These moments are undoubtedly social gatherings for them, but they alter my relationship to my space entirely. I have felt uncomfortable in many spaces before, but never so literally. I no longer step outside at night. Actually, stepping outside is a stretch — I do not even turn on the light in my living room past midnight so as not to make this group of men aware of my existence. And when I do come back after the window of 12, I try to rush into my house and opening the lock on my latch seems like a war of its own. The last time it happened, there was huge flood light on me and they all went quite. As someone who lives to pick fights, I have had nothing to do about this situation. And so everything has been altered - the way I move, the way I listen, the way I leave the house, and the way I return to it.

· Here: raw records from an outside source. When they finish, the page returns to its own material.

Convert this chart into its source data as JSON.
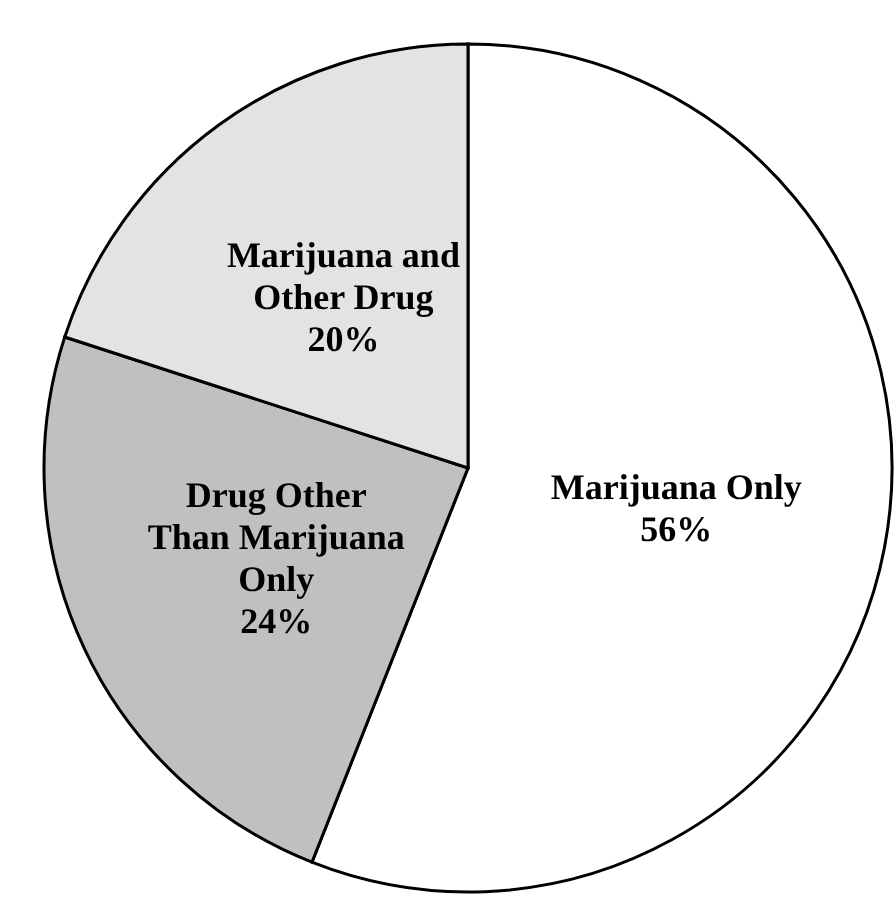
{
  "chart_data": {
    "type": "pie",
    "categories": [
      "Marijuana Only",
      "Drug Other Than Marijuana Only",
      "Marijuana and Other Drug"
    ],
    "values": [
      56,
      24,
      20
    ],
    "colors": [
      "#ffffff",
      "#c0c0c0",
      "#e3e3e3"
    ],
    "value_labels": [
      "56%",
      "24%",
      "20%"
    ]
  }
}
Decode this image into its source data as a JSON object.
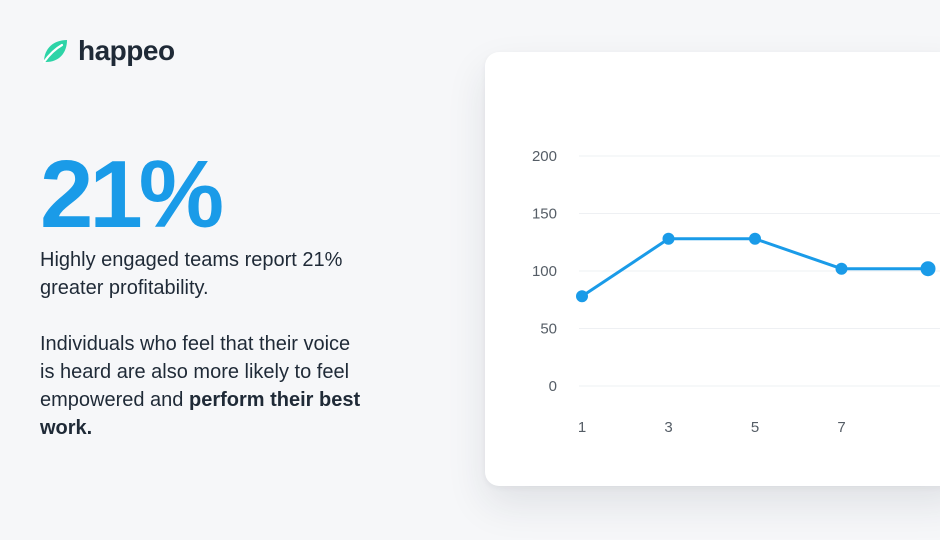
{
  "brand": {
    "name": "happeo",
    "accent_color": "#1a9be8",
    "logo_color": "#2dd4a7",
    "icon": "leaf-logo-icon"
  },
  "headline": {
    "stat": "21%"
  },
  "copy": {
    "line1": "Highly engaged teams report 21% greater profitability.",
    "line2_regular": "Individuals who feel that their voice is heard are also more likely to feel empowered and ",
    "line2_bold": "perform their best work."
  },
  "chart_data": {
    "type": "line",
    "x": [
      1,
      3,
      5,
      7,
      9
    ],
    "x_tick_labels": [
      "1",
      "3",
      "5",
      "7"
    ],
    "y_tick_labels": [
      "200",
      "150",
      "100",
      "50",
      "0"
    ],
    "ylim": [
      0,
      200
    ],
    "grid": true,
    "series": [
      {
        "values": [
          78,
          128,
          128,
          102,
          102
        ],
        "color": "#1a9be8"
      }
    ]
  }
}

No one asks them to lower their voices at 1 a.m., yet I remain aware of my own visibility at all times. That imbalance sits at the centre of this project. I have often wanted to walk outside and photograph them directly with my harsh flash. I do not do that because I do, in fact, live alone. Instead, for me, there are these photographs.
At the beginning of 2026, I moved to a considerably smaller town. Because I had to find housing last minute, I naturally did not have many options. I have many issues with this particular residence, but I also inevitably ended up in a neighbourhood I consistently struggle to feel comfortable in. I do not wear the clothes I used to wear before moving here. I hesitate to sit outside so as not to be perceived. If all of that was not already enough, across a very narrow street from my house is another building. The corresponding floor to mine is occupied by multiple men, while I, on the other hand, live alone.
This project exists between what I see during the day and what I hear at night.
During the day, the street appears ordinary. Nothing really seems to be happening. The photographs reflect this stillness. At night, however, things are very different. Voices travel easily across the street. I hear groups of men talking, shouting, laughing, and singing loudly to even louder music late into the night. Sometimes I hear them aggressively cleaning, which somehow feels scarier than the laughing. My guess is they gather to eat at night, but why do it outside? Why does it feel so aggressive from where I stand?